As can be seen from the National Audit Office's (NAO) report on the 'levy control framework' (LCF) , a device used by the Treasury used to monitor and control renewables spending, spending on renewables (paid from consumer electricity bills) rises by an average of around £500 million a year from 2014-2021. Yet, assuming that the projected 3.2 GWe Hinkley C runs at 90 per cent availability, and assuming recent wholesale power prices of around £50 per MWh, consumers will be paying just over £1 billion a year extra to pay for Hinkley C - over 35 years. This is TWICE the annual increment for new renewables allowed under the LCF at the moment. In addition to this electricity consumers or taxpayers will also be liable to pay for construction cost overruns because the Treasury is underwriting £10 billion of the loans for the project.

If one assumes that the Treasury continues to apply the same cap on 'low carbon' generation spending as it is doing at the moment the spending on Hinkley C would mean that there would not be any spending on new renewable energy schemes possible until 2027. The payments under the Renewables Obligation to renewable generators come to an end in 2027, releasing around £3 billion under the cap. Yet, after 2027 spending on new nuclear is likely to gobble up all or most of this budget.  Assuming the same cap on total spending remains, even after 2027 renewables spending is likely to be little or nothing. This is because spending on two further 3.2 GWe nuclear projects (Sizewell C and another nuclear project) will take up most (or quite possibly more than all) of the £3 billion 'cap' on spending on renewables released through the end of the renewables obligation.

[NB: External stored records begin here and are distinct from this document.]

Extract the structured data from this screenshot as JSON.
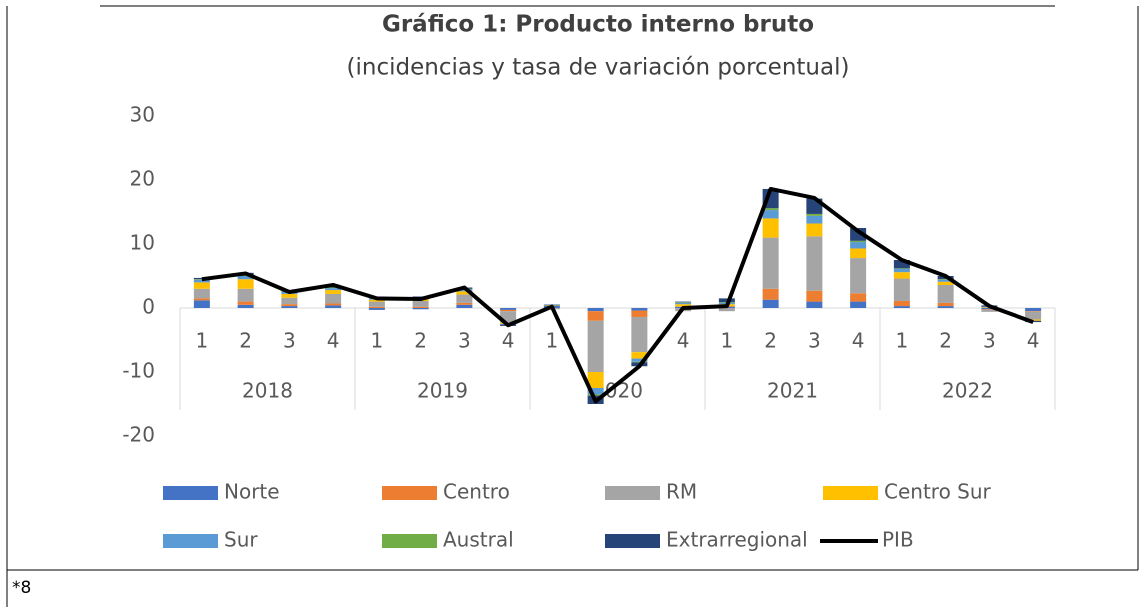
{
  "chart_data": {
    "type": "stacked_bar_line",
    "title": "Gráfico 1: Producto interno bruto",
    "subtitle": "(incidencias y tasa de variación porcentual)",
    "categories": [
      "1",
      "2",
      "3",
      "4",
      "1",
      "2",
      "3",
      "4",
      "1",
      "2",
      "3",
      "4",
      "1",
      "2",
      "3",
      "4",
      "1",
      "2",
      "3",
      "4"
    ],
    "x_groups": [
      "2018",
      "2019",
      "2020",
      "2021",
      "2022"
    ],
    "ylim": [
      -20,
      30
    ],
    "yticks": [
      -20,
      -10,
      0,
      10,
      20,
      30
    ],
    "series": [
      {
        "name": "Norte",
        "color": "#4472c4",
        "kind": "bar",
        "values": [
          1.2,
          0.5,
          0.3,
          0.4,
          -0.3,
          -0.2,
          0.5,
          -0.3,
          0.4,
          -0.5,
          -0.4,
          0.2,
          0.2,
          1.3,
          1.0,
          1.0,
          0.3,
          0.3,
          -0.2,
          -0.5
        ]
      },
      {
        "name": "Centro",
        "color": "#ed7d31",
        "kind": "bar",
        "values": [
          0.3,
          0.5,
          0.3,
          0.3,
          0.2,
          0.2,
          0.3,
          -0.2,
          0,
          -1.5,
          -1.0,
          0,
          0.1,
          1.7,
          1.7,
          1.3,
          0.8,
          0.5,
          -0.1,
          -0.1
        ]
      },
      {
        "name": "RM",
        "color": "#a5a5a5",
        "kind": "bar",
        "values": [
          1.5,
          2.0,
          1.0,
          1.5,
          0.8,
          0.9,
          1.3,
          -1.8,
          -0.2,
          -8,
          -5.5,
          -0.5,
          -0.5,
          8.0,
          8.5,
          5.5,
          3.5,
          2.8,
          -0.3,
          -1.2
        ]
      },
      {
        "name": "Centro Sur",
        "color": "#ffc000",
        "kind": "bar",
        "values": [
          1.0,
          1.5,
          0.6,
          0.6,
          0.3,
          0.3,
          0.5,
          -0.2,
          0.1,
          -2.5,
          -1.0,
          0.4,
          0.3,
          3.0,
          2.0,
          1.5,
          1.0,
          0.5,
          0.1,
          -0.2
        ]
      },
      {
        "name": "Sur",
        "color": "#5b9bd5",
        "kind": "bar",
        "values": [
          0.4,
          0.5,
          0.3,
          0.3,
          0.2,
          0.2,
          0.3,
          -0.1,
          0.1,
          -1.0,
          -0.5,
          0.2,
          0.2,
          1.3,
          1.2,
          1.0,
          0.5,
          0.3,
          0.1,
          0
        ]
      },
      {
        "name": "Austral",
        "color": "#70ad47",
        "kind": "bar",
        "values": [
          0.1,
          0.2,
          0.1,
          0.1,
          0.1,
          0.1,
          0.1,
          0,
          0,
          -0.2,
          -0.1,
          0.1,
          0.1,
          0.3,
          0.3,
          0.2,
          0.1,
          0.1,
          0,
          0
        ]
      },
      {
        "name": "Extrarregional",
        "color": "#264478",
        "kind": "bar",
        "values": [
          0.2,
          0.3,
          0.1,
          0.2,
          0.1,
          0.1,
          0.2,
          -0.2,
          0,
          -1.3,
          -0.6,
          0.1,
          0.6,
          3.0,
          2.4,
          2.0,
          1.3,
          0.5,
          0.2,
          -0.2
        ]
      },
      {
        "name": "PIB",
        "color": "#000000",
        "kind": "line",
        "values": [
          4.5,
          5.4,
          2.5,
          3.6,
          1.5,
          1.4,
          3.2,
          -2.7,
          0.2,
          -14.6,
          -9.1,
          0.0,
          0.3,
          18.6,
          17.2,
          12.0,
          7.5,
          5.0,
          0.3,
          -2.2
        ]
      }
    ]
  },
  "footnote": "*8"
}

The details of the NAO's report on renewable energy spending can be seen at

It should be noted that the Treasury actually projects spending on renewable energy to end by 2021. Within that spending on the 'feed-in tariff' for new small renewable projects tails off to almost nothing by 2018. See page 32 in the NAO report.

What this does reveal is that the Government effectively occupy a sort of 'through the looking glass world' where after 2021 renewable energy is expected to be a mature set of technologies not needing any premium price support whilst nuclear power is a 'new' (??!) technology that needs support for 35 years per project, along with state underwriting. The fact that renewable energy sources are much more popular than nuclear power (according to the Government's own polls as well as independent polls)  cuts no ice with this view.

The biggest joke on the consumer will happen when, as is perfectly likely, oil and gas prices fall back to the levels that have been common outside of oil crisis periods. Then consumers will have to fork out staggering sums for 'new' nuclear power stations, and certainly a lot more, each year, than the annual cost paid to renewables under the Renewables Obligation - for Hinkley C until at least 2058, even longer when other new nuclear power stations come on line.